As previously announced by Aya Gold & Silver Inc. on September 12, 2024, the Company has signed a series of non-binding term sheets in relation to the acquisition of the Amizmiz Gold Project (“Amizmiz”) in the Kingdom of Morocco and an option to acquire the Tijirit Gold Project (“Tijirit”) in the Islamic Republic of Mauritania (the “Transactions”). Upon completion of the Transactions, Mx2 will be the 100% owner of the Amizmiz Gold Project and hold an exclusive option to acquire Aya’s 75% interest in the Tijirit Gold Project.

The Offering was led by Eight Capital, as lead agent and sole bookrunner (the “Lead Agent”), on behalf of a syndicate of agents including Beacon Securities Limited and Raymond James Ltd. (collectively, the “Agents”). The net proceeds of the Offering will be used for exploration and development activities on the Amizmiz and Tijirit properties, for working capital and for general corporate purposes.

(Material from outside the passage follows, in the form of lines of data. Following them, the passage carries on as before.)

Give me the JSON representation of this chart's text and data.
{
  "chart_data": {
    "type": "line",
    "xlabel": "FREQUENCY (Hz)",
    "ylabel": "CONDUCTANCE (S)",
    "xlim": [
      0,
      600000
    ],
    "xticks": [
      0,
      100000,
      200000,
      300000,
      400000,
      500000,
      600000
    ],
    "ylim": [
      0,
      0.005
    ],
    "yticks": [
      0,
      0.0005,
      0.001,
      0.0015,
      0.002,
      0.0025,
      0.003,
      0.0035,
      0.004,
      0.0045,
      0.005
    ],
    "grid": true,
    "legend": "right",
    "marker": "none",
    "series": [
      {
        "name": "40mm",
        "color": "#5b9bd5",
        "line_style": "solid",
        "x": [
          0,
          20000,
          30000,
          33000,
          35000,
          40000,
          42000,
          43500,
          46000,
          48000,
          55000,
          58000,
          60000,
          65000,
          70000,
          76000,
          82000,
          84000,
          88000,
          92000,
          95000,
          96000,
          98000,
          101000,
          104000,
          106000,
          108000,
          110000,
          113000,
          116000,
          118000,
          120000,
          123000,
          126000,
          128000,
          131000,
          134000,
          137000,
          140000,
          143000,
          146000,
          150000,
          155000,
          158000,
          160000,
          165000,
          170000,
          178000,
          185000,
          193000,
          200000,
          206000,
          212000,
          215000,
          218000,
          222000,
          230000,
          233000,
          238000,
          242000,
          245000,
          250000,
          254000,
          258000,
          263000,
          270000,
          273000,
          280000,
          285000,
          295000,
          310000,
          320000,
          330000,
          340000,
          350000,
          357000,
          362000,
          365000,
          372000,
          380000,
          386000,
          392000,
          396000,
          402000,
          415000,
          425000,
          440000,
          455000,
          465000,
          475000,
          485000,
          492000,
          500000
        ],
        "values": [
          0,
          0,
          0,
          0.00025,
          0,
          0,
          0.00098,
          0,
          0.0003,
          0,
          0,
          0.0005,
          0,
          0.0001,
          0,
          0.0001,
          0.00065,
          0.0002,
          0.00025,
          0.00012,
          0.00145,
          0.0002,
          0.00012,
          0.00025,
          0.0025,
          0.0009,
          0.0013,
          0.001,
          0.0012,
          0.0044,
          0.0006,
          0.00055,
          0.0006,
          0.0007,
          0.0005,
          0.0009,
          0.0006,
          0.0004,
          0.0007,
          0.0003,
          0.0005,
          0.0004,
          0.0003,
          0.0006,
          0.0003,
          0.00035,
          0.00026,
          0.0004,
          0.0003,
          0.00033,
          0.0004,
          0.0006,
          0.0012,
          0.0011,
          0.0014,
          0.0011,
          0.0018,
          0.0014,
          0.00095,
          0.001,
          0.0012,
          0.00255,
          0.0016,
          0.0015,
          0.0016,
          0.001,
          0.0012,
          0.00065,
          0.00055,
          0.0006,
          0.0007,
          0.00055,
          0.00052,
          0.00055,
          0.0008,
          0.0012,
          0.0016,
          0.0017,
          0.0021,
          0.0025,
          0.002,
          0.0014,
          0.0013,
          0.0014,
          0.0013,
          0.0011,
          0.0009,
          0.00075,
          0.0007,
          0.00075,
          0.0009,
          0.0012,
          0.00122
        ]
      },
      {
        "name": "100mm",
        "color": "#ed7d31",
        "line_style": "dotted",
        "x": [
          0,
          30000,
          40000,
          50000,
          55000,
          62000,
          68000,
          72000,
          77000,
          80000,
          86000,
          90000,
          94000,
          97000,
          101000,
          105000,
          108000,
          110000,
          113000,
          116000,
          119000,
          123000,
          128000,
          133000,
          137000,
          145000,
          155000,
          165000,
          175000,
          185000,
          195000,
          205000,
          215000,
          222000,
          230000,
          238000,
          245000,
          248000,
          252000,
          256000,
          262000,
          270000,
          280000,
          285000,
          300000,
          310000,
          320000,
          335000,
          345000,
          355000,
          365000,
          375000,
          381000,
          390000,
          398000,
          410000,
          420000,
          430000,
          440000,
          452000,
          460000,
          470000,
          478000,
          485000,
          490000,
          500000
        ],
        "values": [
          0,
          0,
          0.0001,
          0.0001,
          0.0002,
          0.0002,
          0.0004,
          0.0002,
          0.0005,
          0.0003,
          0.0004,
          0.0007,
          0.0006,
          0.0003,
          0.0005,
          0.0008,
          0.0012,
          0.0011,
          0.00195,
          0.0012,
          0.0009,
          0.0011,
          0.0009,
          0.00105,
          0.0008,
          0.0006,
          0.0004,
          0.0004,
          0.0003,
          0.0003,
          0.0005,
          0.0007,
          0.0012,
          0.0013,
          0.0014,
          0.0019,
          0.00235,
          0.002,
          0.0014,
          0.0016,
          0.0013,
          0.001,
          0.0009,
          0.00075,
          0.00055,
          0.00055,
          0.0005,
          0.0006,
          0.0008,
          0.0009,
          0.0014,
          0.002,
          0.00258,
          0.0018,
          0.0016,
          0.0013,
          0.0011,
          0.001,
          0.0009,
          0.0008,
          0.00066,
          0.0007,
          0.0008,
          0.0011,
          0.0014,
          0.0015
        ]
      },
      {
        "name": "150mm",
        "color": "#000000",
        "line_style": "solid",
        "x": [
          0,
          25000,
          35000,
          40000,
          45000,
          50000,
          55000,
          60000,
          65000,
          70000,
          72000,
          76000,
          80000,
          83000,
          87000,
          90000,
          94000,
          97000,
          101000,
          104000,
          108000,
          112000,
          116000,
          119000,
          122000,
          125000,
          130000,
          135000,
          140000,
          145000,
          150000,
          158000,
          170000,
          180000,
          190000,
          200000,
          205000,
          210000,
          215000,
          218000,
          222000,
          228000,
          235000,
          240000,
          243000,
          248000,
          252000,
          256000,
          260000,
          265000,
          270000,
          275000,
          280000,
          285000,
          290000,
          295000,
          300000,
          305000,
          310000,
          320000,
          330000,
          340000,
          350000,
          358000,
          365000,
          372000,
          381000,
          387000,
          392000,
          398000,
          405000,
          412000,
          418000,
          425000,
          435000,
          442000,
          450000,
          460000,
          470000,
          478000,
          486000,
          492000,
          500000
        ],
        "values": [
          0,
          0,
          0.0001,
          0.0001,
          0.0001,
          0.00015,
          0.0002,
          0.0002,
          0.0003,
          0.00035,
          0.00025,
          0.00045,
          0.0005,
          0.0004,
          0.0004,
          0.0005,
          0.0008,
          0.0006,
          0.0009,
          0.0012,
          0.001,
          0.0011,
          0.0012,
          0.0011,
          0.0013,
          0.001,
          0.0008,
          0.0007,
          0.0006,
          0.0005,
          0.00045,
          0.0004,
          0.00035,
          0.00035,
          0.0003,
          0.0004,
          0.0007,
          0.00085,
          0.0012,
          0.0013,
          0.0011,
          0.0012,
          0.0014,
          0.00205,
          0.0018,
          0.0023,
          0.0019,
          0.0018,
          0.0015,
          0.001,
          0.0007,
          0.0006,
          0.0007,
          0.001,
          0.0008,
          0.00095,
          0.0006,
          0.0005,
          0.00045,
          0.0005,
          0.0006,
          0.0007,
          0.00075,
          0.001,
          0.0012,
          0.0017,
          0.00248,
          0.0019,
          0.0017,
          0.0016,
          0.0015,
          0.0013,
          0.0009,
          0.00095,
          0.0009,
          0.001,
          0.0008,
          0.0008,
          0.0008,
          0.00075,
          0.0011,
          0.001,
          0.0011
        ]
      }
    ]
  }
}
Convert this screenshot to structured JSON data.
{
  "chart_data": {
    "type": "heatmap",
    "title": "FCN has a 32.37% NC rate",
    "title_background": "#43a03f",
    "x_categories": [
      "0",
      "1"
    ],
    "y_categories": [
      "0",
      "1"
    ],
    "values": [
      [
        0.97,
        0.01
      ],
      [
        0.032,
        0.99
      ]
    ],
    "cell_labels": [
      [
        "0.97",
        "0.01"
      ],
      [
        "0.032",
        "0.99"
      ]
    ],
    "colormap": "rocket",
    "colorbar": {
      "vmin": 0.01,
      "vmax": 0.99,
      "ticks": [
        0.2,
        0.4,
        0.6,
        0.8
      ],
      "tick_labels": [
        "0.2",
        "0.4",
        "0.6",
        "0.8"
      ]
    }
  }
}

The gross proceeds of the sale of Subscription Receipts, net of the reasonable costs and expenses of the Agents (the “Net Escrowed Funds”), were deposited in escrow on the closing of the Offering. The Net Escrowed Funds will be released from escrow to the Company upon the completion or the satisfaction of all material conditions precedent to the Transactions, including for certainty the receipt of all required regulatory approvals, as well as certain other standard conditions (the “Escrow Release Conditions”).

In the event that the Escrow Release Conditions are not satisfied on or before the date that is 180 days following the closing of the Offering, the Net Escrowed Funds together with accrued interest earned thereon will be returned to the subscribers of the Subscription Receipts and the Subscription Receipts will be cancelled. To the extent that the Net Escrowed Funds are insufficient to refund 100% of the purchase price of the Subscription Receipts to the subscribers, the Company shall be responsible for any shortfall. Proceeds from the sale of the Common Shares will not be subject to any escrow. The Subscription Receipts and the Common Shares will be subject to an indefinite hold period pursuant to Canadian securities laws.